"That's O.K. for me, if you ride them, Bet. As for me, I'll ride Powder," spoke Kit contemptuously. "Why should anyone want to ride one of those contrary little beasts? I think they are horrid."

They had suddenly followed a trail into a canyon, which brought them down into the bed of a stream.

"This is Lost Canyon!" Kit called to the girls.

"I wonder how places get their names?" asked Bet. "Why did they call this Lost Canyon?"

"Nobody knows," responded Kit. "When I was a very little girl I always felt sorry for it. I truly thought it was lost and in my childish mind I planned to have the canyon find itself someday. Wasn't that silly?"

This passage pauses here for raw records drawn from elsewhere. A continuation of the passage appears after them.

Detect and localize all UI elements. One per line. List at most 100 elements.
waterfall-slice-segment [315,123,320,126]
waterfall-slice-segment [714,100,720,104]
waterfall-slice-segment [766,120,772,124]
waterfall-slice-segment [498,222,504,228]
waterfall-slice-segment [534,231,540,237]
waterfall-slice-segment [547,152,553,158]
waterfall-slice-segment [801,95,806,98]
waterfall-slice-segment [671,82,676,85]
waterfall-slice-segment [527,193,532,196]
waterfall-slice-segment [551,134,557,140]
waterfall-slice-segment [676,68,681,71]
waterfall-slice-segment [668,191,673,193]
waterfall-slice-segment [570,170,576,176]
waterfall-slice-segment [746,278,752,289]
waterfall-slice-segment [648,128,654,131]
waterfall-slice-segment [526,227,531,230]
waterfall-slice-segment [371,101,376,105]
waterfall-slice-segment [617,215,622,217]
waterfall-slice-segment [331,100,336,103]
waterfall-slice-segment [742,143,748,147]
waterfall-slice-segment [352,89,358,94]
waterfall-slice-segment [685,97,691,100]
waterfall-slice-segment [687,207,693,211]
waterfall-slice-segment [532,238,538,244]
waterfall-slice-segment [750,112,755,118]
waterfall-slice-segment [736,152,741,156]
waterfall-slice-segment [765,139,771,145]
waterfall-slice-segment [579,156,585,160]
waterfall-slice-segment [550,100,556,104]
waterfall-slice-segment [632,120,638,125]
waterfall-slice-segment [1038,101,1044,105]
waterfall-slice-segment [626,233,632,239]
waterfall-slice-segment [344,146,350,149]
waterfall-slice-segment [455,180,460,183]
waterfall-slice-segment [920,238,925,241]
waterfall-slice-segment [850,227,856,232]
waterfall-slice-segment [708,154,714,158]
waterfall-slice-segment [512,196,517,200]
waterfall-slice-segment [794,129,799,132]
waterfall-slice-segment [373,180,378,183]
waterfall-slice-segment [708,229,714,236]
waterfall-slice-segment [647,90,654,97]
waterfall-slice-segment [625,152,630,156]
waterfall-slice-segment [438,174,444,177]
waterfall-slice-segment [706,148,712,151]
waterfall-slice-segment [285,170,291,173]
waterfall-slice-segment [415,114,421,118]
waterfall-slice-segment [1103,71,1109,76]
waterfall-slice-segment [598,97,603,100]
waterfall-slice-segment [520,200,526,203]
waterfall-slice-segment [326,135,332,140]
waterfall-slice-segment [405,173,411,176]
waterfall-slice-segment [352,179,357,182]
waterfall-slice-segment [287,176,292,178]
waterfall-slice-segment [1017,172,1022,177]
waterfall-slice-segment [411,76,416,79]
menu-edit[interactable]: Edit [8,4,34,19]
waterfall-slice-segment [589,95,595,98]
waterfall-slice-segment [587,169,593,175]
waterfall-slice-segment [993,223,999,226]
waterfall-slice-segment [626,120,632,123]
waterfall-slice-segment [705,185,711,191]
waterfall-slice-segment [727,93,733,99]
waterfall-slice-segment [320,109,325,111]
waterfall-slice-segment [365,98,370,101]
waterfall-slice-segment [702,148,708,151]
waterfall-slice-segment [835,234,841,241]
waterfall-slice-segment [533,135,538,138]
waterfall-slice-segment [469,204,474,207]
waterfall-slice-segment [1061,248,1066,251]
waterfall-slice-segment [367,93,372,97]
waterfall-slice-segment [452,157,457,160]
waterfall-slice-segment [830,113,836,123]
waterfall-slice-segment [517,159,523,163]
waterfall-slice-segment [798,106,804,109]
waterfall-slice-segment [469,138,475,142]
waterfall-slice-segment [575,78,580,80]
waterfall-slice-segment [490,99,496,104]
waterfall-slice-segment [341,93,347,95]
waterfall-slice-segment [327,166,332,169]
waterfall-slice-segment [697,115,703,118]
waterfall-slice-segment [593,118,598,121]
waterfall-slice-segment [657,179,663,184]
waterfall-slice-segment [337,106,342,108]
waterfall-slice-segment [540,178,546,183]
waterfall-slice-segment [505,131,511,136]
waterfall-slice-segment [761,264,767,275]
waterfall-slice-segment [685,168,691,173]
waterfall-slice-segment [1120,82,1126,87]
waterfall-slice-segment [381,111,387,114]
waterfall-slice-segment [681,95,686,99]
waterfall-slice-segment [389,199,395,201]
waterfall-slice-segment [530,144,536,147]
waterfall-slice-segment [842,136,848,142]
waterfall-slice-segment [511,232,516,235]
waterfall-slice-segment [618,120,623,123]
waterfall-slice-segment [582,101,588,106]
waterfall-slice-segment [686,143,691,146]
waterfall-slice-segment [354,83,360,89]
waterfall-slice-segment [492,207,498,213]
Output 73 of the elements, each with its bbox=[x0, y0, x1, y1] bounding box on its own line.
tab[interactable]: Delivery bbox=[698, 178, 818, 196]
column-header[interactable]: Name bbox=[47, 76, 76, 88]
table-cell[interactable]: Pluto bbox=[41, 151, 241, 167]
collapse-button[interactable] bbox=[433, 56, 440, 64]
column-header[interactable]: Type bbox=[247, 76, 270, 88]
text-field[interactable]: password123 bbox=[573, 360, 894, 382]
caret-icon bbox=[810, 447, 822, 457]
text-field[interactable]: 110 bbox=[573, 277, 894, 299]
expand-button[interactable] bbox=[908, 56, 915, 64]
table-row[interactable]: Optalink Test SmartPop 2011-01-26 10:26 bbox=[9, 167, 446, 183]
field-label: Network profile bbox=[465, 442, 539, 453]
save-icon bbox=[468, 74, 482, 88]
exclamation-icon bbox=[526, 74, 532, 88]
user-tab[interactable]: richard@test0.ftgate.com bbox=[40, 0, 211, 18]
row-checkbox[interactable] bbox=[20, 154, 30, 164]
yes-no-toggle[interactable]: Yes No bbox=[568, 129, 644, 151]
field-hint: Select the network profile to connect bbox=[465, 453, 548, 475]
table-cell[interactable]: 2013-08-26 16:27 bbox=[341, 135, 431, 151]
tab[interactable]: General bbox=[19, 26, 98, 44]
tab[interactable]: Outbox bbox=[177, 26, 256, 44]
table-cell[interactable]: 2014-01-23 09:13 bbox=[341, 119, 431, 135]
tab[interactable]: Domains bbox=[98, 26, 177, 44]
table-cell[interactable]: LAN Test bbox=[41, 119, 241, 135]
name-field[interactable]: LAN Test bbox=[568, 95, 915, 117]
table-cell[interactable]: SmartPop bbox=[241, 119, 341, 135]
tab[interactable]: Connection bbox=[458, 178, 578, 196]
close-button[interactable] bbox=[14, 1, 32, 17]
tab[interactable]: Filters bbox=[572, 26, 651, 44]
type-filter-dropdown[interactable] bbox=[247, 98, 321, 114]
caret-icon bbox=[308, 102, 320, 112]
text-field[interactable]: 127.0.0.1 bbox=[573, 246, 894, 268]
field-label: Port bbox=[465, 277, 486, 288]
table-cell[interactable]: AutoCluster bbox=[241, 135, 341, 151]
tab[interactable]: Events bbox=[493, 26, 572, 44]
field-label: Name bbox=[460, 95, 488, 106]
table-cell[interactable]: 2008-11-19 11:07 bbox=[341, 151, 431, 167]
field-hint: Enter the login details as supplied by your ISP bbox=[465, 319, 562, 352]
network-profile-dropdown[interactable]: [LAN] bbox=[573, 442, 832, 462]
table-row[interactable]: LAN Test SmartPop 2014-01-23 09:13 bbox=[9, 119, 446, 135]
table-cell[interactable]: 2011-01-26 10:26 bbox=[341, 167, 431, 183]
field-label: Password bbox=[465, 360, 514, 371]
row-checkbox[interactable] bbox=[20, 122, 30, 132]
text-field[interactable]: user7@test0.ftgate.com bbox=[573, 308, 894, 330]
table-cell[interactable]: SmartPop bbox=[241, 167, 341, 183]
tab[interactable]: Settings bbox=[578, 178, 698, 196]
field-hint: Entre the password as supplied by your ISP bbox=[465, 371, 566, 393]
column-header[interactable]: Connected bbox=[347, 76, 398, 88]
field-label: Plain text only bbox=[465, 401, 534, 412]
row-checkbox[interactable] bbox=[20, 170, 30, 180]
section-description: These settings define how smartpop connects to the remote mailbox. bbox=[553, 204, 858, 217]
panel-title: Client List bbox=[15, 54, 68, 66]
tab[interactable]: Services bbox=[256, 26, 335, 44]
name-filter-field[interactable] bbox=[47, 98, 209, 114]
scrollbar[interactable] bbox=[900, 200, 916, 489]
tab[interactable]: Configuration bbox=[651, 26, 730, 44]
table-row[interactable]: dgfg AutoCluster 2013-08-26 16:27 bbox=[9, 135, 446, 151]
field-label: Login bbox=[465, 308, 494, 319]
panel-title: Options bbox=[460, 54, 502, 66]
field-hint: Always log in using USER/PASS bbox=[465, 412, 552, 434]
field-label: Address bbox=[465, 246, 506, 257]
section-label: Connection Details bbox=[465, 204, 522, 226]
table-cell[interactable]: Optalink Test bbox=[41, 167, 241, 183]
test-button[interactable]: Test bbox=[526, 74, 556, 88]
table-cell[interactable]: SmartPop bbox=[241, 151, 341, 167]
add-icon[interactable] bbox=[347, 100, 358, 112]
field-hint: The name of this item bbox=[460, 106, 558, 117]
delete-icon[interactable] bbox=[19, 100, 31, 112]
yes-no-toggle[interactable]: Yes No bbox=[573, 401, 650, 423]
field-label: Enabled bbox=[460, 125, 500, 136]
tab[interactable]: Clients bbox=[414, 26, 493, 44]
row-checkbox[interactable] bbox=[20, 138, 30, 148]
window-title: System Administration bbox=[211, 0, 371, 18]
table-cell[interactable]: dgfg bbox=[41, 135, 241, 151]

The girls laughed heartily, and the echo of their voices came back to them from the walls of the canyon.

But soon they left the large stream and rode up over the mountain. Tommy had his heart set on reaching Sombrero Butte, a high and inaccessible peak shaped like a huge cowboy hat, that rose above a flat-topped mountain. On reaching the foot of the butte, the young people drew rein and dismounted.

"I'm glad to be on the ground again!" Joy exclaimed with a heavy sigh.
"I don't care for horseback riding very much."

"What do you like, Joy? I mean in the way of sports. What do you like to do more than anything else?" asked Enid Breckenridge.

"I like dancing. I'm not as much of an outdoor girl as the rest of you. I go along, not because I like it, but I like the company. Now it's different with dancing, I could dance all day and all night."